Specialists were invited to attend the consultations to explain the benefits of vaccinating and to answer any questions or concerns raised by employees. This consultation process took place over a three-month period.

In line with the OHS Direction, the Policy provided for exemptions in certain circumstances, including based on objections on Constitutional grounds. Applications for exemption were considered by the committee. Ms Mulderij, who was the business related and training officer, applied for exemption, citing various reasons and relying on her right, in terms of section 12(2) of the Constitution, to bodily and psychological integrity, which she explained includes the right to make decisions about her health, medical interventions and treatment, including the right to choose to either accept or reject the vaccine. 

On this basis, Ms Mulderij requested the company to exempt her from the vaccine mandate and accommodate her in an alternative position.

Having identified Ms Mulderij as a high-risk individual who interacts with colleagues daily whilst on duty in confined, uncontrollable spaces, the committee declined her application. Ms Mulderij was subsequently required to attend an enquiry. At the enquiry, the presiding officer concluded that Ms Mulderij was permanently incapacitated based on her decision never to be vaccinated. Ms Mulderij was accordingly dismissed.
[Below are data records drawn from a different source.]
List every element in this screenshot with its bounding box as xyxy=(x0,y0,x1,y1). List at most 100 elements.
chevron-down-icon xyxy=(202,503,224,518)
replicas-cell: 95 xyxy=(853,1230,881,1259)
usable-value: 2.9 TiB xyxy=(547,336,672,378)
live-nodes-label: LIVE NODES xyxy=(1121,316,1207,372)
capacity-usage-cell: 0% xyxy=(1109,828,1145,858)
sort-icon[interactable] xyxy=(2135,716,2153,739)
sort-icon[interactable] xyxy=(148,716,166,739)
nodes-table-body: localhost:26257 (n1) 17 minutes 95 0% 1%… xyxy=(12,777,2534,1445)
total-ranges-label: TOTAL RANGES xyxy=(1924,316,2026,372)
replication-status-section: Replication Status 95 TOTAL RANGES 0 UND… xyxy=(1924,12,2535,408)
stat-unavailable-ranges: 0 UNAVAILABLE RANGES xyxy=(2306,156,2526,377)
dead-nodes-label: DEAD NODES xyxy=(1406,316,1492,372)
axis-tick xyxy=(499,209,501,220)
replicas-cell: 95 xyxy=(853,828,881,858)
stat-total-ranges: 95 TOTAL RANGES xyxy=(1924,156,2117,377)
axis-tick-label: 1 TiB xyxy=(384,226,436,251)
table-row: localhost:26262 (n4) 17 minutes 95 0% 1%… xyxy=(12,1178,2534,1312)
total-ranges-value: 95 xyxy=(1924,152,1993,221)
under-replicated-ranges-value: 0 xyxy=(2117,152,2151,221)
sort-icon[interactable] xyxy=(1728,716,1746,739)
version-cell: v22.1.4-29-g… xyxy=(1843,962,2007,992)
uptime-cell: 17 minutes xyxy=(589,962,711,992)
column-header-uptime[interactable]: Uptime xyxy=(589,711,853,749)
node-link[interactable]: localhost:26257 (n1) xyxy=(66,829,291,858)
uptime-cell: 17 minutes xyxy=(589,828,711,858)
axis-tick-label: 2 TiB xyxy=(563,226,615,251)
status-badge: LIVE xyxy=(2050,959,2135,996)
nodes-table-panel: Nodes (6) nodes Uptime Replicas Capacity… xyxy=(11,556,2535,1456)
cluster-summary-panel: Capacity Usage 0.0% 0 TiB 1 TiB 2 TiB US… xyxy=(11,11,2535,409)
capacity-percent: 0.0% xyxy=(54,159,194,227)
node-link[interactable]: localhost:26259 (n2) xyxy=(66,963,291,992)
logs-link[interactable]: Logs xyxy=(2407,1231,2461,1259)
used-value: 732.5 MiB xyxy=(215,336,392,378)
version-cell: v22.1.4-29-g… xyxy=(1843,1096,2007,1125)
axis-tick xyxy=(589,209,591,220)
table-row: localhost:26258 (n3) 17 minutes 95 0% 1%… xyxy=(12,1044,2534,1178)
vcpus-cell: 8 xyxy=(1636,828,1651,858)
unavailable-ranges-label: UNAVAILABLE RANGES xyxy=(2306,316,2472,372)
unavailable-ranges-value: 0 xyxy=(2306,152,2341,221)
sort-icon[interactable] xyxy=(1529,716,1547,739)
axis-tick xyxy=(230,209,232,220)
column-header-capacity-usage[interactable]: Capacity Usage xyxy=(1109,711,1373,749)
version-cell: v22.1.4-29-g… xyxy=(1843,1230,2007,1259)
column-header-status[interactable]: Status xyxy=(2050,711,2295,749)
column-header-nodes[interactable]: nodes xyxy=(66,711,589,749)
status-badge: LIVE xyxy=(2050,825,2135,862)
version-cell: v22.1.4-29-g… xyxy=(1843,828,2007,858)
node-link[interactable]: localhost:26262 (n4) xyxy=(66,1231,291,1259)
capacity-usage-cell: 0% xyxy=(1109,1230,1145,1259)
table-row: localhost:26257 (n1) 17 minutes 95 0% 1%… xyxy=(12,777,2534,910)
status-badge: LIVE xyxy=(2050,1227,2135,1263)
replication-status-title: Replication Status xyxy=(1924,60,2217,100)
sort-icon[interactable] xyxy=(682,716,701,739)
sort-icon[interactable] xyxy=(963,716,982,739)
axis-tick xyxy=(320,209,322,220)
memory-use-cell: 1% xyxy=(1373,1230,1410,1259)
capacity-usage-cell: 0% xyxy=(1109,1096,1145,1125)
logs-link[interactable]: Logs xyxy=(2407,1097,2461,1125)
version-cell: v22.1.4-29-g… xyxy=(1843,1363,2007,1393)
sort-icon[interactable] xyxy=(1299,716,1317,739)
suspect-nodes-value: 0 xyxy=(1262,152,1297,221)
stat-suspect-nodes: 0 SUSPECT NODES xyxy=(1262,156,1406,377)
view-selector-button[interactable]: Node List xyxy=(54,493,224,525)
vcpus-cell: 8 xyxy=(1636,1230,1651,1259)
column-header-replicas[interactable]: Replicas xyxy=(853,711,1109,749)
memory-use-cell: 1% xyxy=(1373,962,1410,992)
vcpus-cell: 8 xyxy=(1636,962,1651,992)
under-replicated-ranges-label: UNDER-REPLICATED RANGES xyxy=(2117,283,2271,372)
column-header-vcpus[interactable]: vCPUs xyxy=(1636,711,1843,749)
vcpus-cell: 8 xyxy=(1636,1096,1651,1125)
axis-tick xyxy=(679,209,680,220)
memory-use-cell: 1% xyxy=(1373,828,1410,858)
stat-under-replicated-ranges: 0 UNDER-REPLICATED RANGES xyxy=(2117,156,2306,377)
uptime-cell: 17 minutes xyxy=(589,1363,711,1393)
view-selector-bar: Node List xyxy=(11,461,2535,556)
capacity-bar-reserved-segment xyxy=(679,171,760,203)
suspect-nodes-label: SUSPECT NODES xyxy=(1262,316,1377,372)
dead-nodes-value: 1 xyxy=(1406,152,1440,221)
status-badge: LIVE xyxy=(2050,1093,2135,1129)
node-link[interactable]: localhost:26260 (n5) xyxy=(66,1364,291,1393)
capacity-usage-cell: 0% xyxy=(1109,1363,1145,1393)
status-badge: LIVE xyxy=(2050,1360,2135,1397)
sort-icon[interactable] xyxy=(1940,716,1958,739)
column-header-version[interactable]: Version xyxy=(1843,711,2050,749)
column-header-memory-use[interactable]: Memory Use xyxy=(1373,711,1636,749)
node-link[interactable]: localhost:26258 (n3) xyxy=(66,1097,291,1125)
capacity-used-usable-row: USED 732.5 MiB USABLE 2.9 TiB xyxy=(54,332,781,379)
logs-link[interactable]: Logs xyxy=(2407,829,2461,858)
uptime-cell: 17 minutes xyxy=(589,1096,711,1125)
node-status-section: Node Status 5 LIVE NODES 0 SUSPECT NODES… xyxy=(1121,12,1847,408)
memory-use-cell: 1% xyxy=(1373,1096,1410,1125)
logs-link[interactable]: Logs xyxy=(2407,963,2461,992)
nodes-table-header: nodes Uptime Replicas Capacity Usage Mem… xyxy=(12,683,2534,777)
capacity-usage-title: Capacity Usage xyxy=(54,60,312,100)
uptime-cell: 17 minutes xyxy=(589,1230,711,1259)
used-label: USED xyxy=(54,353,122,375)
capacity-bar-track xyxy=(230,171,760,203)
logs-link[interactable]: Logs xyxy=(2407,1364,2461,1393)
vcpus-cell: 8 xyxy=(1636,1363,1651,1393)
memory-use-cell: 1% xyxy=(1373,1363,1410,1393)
The arbitrator held that incapacity is a recognised ground for dismissal under the Labour Relations Act, 1995, and that by refusing to be vaccinated, Ms Mulderij was unable to perform the job for which she was engaged and accordingly, permanently incapacitated.

In his reasoning, the arbitrator found that the Policy, from its drafting up to its implementation, followed all the crucial steps. In considering whether the dismissal was fair, the arbitrator was also influenced by the following statement made by Judge Sutherland, Deputy Judge President of the Gauteng Division of the High Court (which the employer considered in making its decision to decline the employee’s exemption application): 

‘There has been, as yet, only mild protest that this [adopting a no-vaccination-no-entry policy] violates freedom of choice…in my view this is the wrong question. The proper question is whether or not an individual is sufficiently civic-minded to appreciate that a duty of care is owed to colleagues and others with whom contact is made to safeguard them from harm. If one wishes to be an active member of a community, then the incontrovertible legitimate interest of the community must trump the preferences of the individual.’

While this decision suggests that a dismissal for incapacity may be fair in circumstances where an employee objects to vaccination on Constitutional grounds and cannot be reasonably accommodated, employers should bear in mind that incapacity may not be the appropriate ground for dismissal in all circumstances.

Each matter should be assessed based on the particular facts and employers are encouraged to seek legal advice before dismissing an employee for refusing to be vaccinated as required by their vaccination policies.  The decision also highlights the importance of complying with the procedural requirements set out in the OHS Direction prior to implementing a vaccination policy.